Tuberous Begonia. A large bed of these covered with crimson, pink, white, or yellow flowers, ranging from 2 to 4 and even 6 inches in diameter, some double, some single, is a striking sight. Yet such a sight is not uncommon about the large eastern cities where the Tuberous Begonia is now used somewhat for bedding.
Our interior summers are more trying, and so far, few in the west have succeeded so well with the Tuberous Begonia as a bedding plant. It makes a fine summer-blooming pot-plant, however, for the greenhouse or window, and with due attention to its requirements, it may be used as a bedding plant. It properly falls under greenhouse plants in its requirements.
Double Tuberous Begonia
C. L. Allen, writing of its culture in his work on “Bulbs and Tuberous-Rooted Plants,” says: “The principal point learned in regard to its culture is, that it must be treated as a plant and not as a bulb. The enthusiastic florist, seeing the many good qualities of the plant, has led amateurs to believe it could be treated as a bulb, and planted out in the same manner as the gladiolus or tigridia and kept dormant during the winter in the same manner. This is a great mistake, as the tubers will not endure as long a period of rest and cannot be exposed to the air for a long time without seriously injuring their vitality. The tubers must be kept in dry earth or sand, until they show signs of growth, which will be not later than the first of March; then they may be started into rapid growth. After the eyes are fully developed the tubers may be divided: each eye will make a plant. Then they are treated in all respects like greenhouse plants, and grown on until the proper season for their planting out. This is not before the first of June, as Begonias are quite sensitive to cold nights, but not at all to heat. At that time the plants should be fully 6 inches in height and proportionately strong. Such plants will make a grand display the entire season, rather delighting in great heat.”
Tuberous Begonia, single.
In starting the tubers in March, they should be placed in moist sand or moss in a temperature of 60° to 65°, either in the greenhouse or window. After the buds are well started the tubers may be divided as pointed out, or planted whole. They prefer a rich, rather sandy soil. When they are well under way give them all the light and air they will bear, and keep them close to the glass to avoid “legginess” and to insure a firm, sturdy growth. A week before planting them out they should be given abundance of air and light to “harden off” the plants preparatory to setting them in sun and wind.
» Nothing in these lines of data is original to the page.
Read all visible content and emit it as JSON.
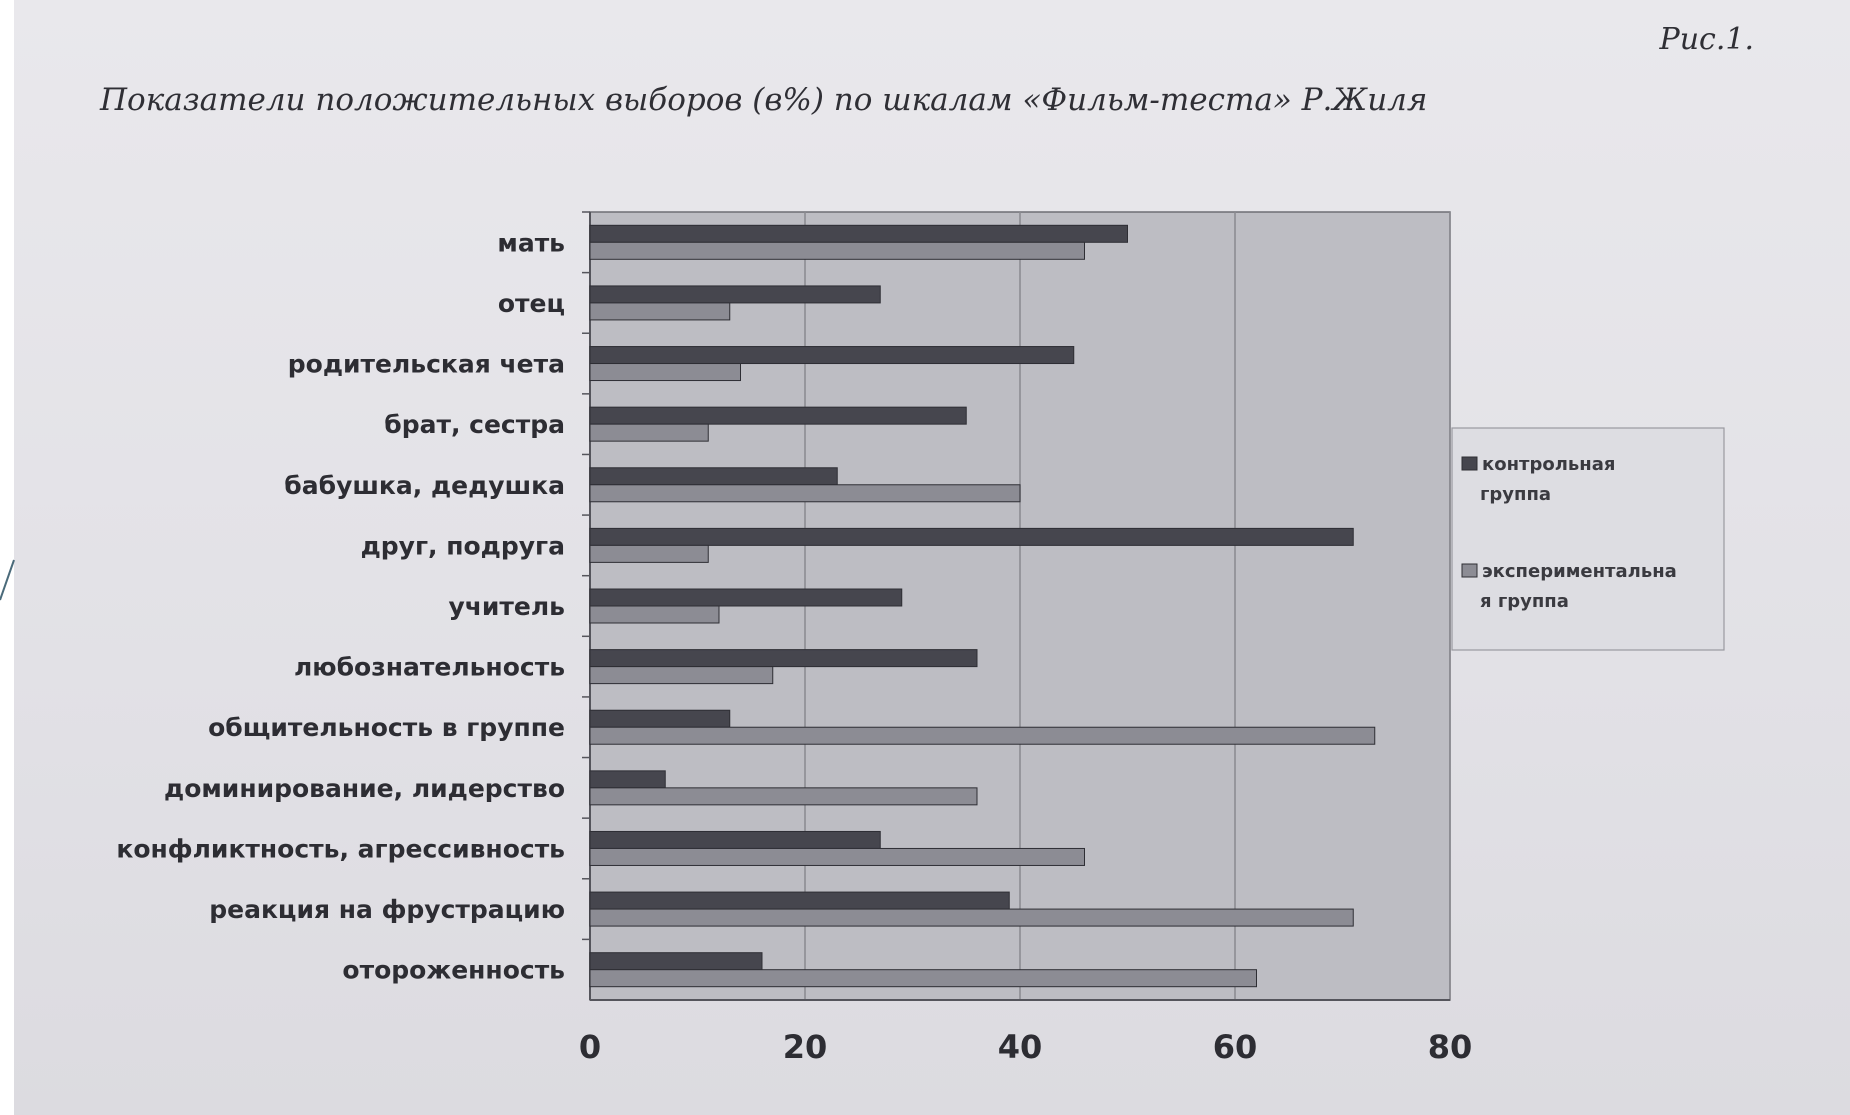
{
  "figure": {
    "number": "Рис.1.",
    "title": "Показатели положительных выборов (в%) по шкалам «Фильм-теста» Р.Жиля"
  },
  "colors": {
    "series_control": "#46464e",
    "series_experimental": "#8c8c94",
    "plot_background": "#bdbdc3",
    "gridline": "#8a8a90"
  },
  "chart_data": {
    "type": "bar",
    "orientation": "horizontal",
    "categories": [
      "мать",
      "отец",
      "родительская чета",
      "брат, сестра",
      "бабушка, дедушка",
      "друг, подруга",
      "учитель",
      "любознательность",
      "общительность в группе",
      "доминирование, лидерство",
      "конфликтность, агрессивность",
      "реакция на фрустрацию",
      "отороженность"
    ],
    "series": [
      {
        "name": "контрольная группа",
        "values": [
          50,
          27,
          45,
          35,
          23,
          71,
          29,
          36,
          13,
          7,
          27,
          39,
          16
        ]
      },
      {
        "name": "экспериментальная группа",
        "values": [
          46,
          13,
          14,
          11,
          40,
          11,
          12,
          17,
          73,
          36,
          46,
          71,
          62
        ]
      }
    ],
    "xlim": [
      0,
      80
    ],
    "xticks": [
      0,
      20,
      40,
      60,
      80
    ],
    "grid": true,
    "legend_position": "right",
    "legend_labels": [
      [
        "контрольная",
        "группа"
      ],
      [
        "экспериментальна",
        "я группа"
      ]
    ]
  }
}
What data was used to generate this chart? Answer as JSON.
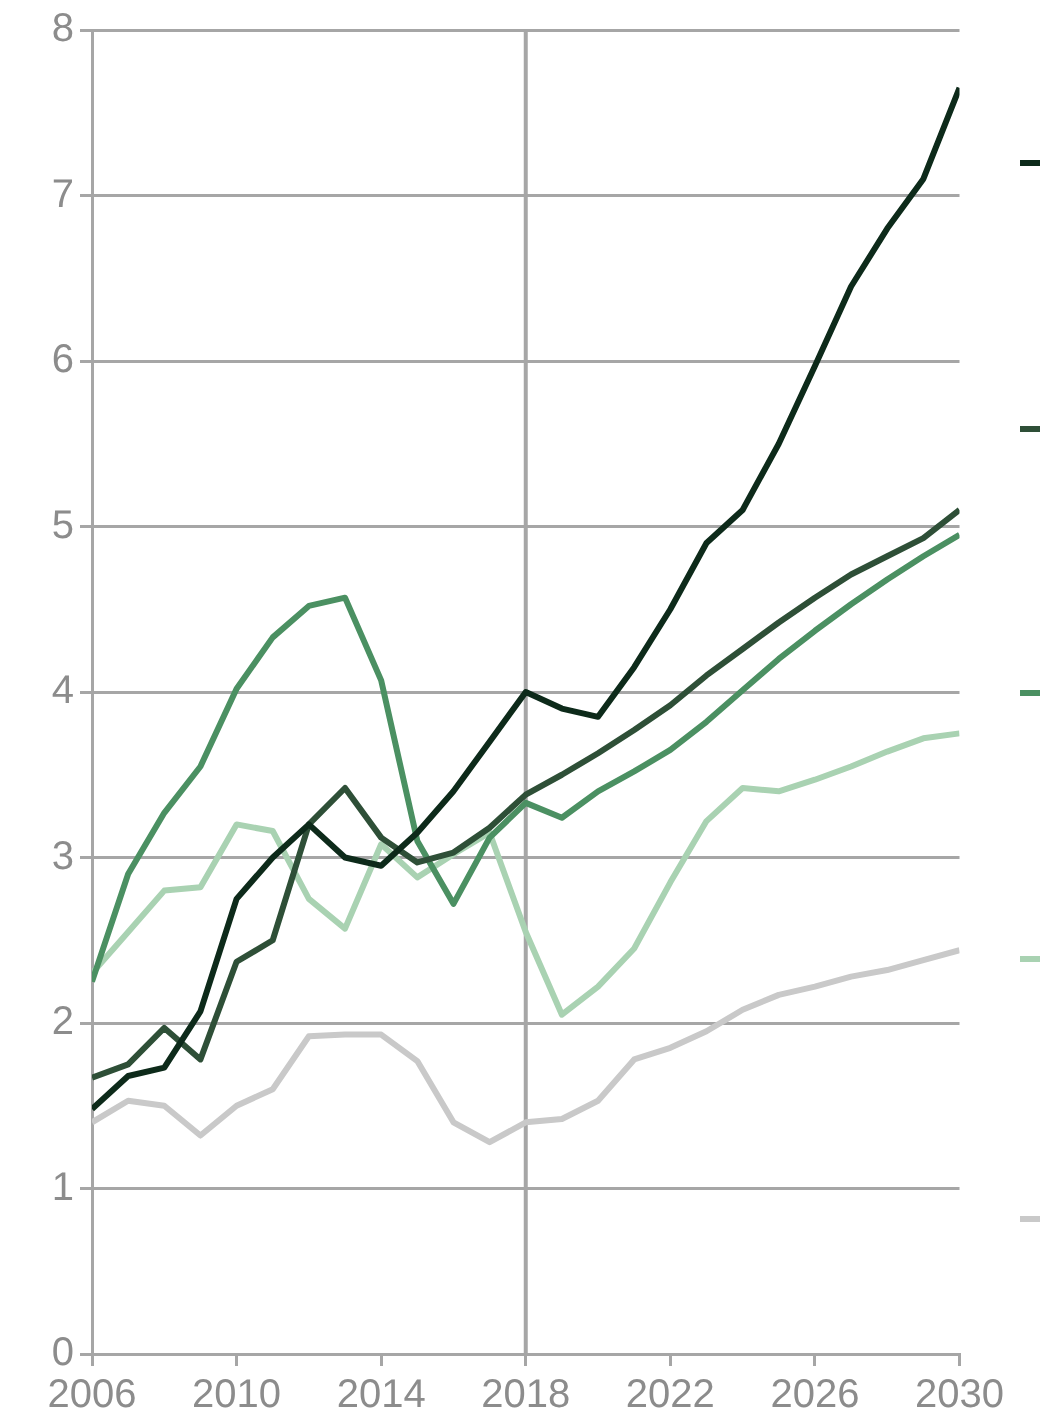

The beds should be in a somewhat sheltered place where they will be partially shaded from the hot midday sun. Let the soil be well enriched with old manure or humus and thoroughly worked over to a depth of one foot. During dry periods the beds will need watering from time to time; but never water them when the sun is shining full on them, or the foliage may be scorched. A mulch of leaf-mold or old manure will be helpful in keeping the soil moist and the roots cool.
Before frost the tubers should be carefully taken up and gradually dried in the shade, after which they are to be placed in dry sand or earth, in shallow boxes, and kept till time to start them in the spring. They should be kept in a cool place, secure from frost and away from stoves or heating pipes.